Ondanks het kapitaal dat door de overheid gereserveerd is om investeringen in defensie aan te jagen, blijft de reactie van private equity- en venture capital-fondsen terughoudend. Wat houdt hen tegen? Drie belangrijke barrières vormen obstakels voor investeringen in defensie.
Ten eerste is er de angst voor reputatieschade. Jarenlang was investeren in defensie omgeven door een stigma; de vrees bestaat dat deze negatieve perceptie weer kan terugkeren. Fondsen willen niet het risico lopen om als ‘oorlogsprofiteurs’ te worden bestempeld.

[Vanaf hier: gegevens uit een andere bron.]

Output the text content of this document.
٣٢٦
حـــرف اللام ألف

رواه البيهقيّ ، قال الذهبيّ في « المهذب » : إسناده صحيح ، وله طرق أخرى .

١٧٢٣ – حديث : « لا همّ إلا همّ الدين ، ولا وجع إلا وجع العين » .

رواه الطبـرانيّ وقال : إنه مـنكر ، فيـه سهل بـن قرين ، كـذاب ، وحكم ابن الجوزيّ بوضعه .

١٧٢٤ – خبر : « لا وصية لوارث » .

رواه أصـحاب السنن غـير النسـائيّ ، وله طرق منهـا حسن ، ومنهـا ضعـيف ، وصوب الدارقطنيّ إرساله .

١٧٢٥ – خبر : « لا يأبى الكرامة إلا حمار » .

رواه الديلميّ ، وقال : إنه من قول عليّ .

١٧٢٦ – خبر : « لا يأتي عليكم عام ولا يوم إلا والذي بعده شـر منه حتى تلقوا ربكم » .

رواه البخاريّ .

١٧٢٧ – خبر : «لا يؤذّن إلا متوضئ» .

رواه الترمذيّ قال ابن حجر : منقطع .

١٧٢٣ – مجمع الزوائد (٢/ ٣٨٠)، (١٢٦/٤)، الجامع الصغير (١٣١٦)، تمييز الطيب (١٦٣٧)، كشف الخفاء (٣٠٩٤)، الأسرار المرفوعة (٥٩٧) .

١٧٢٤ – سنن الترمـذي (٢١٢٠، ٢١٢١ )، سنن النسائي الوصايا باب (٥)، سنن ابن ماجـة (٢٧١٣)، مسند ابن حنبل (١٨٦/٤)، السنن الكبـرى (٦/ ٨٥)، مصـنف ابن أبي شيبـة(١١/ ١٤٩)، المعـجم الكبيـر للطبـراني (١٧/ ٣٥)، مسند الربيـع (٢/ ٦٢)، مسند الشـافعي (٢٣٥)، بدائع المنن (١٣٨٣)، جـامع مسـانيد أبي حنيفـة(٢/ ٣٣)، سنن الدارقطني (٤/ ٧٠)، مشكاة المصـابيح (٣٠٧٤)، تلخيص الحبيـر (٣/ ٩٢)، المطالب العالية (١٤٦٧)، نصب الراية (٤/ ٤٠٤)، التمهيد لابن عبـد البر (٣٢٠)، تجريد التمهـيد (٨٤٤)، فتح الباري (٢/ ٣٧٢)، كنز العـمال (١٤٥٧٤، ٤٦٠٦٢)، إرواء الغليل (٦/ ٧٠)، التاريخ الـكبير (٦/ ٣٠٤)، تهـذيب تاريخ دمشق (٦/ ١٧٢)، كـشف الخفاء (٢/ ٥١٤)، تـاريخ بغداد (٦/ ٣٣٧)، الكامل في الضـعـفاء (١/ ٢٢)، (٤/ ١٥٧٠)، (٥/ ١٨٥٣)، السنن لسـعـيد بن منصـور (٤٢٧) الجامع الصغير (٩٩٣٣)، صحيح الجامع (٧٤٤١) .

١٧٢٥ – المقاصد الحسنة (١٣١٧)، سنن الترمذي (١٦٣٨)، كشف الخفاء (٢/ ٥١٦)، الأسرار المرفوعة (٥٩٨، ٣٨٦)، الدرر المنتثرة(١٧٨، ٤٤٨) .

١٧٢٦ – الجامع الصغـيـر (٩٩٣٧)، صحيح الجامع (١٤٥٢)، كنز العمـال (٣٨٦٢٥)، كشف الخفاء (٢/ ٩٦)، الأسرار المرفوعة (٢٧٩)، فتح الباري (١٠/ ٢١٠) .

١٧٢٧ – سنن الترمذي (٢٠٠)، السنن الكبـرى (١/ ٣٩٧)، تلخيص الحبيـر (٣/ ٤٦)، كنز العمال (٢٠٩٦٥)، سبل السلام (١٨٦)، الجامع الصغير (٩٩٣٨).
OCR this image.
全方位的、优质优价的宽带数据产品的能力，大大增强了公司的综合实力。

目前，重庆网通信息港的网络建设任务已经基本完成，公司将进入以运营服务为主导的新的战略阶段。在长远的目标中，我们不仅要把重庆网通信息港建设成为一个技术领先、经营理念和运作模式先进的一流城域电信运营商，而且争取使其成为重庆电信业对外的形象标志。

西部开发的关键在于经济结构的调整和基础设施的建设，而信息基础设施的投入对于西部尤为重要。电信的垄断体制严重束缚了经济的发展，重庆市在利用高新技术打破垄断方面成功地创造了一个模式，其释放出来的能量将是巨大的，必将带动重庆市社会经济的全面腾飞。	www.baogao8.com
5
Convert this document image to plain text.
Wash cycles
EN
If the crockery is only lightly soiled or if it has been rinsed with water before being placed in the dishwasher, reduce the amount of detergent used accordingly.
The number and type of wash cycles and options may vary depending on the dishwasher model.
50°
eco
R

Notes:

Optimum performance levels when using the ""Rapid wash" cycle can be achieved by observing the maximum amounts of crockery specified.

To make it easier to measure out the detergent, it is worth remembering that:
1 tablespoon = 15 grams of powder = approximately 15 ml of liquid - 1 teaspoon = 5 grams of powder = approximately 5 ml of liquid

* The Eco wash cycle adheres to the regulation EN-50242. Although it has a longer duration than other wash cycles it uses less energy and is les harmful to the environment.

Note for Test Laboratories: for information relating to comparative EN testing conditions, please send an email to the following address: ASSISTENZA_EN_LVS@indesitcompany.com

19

Ten tweede speelt het beleid van de fondsen en de wensen van hun beleggers een cruciale rol. Vaak hebben private equity- en venture capital-fondsen afspraken gemaakt met hun beleggers die hen verbieden te investeren in defensiegerelateerde projecten. Dit zorgt ervoor dat zelfs als een fonds de intentie heeft om in deze sector te investeren, zij dit niet kunnen doen zonder dat zij met de beleggers in hun fondsen nieuwe afspraken hebben gemaakt.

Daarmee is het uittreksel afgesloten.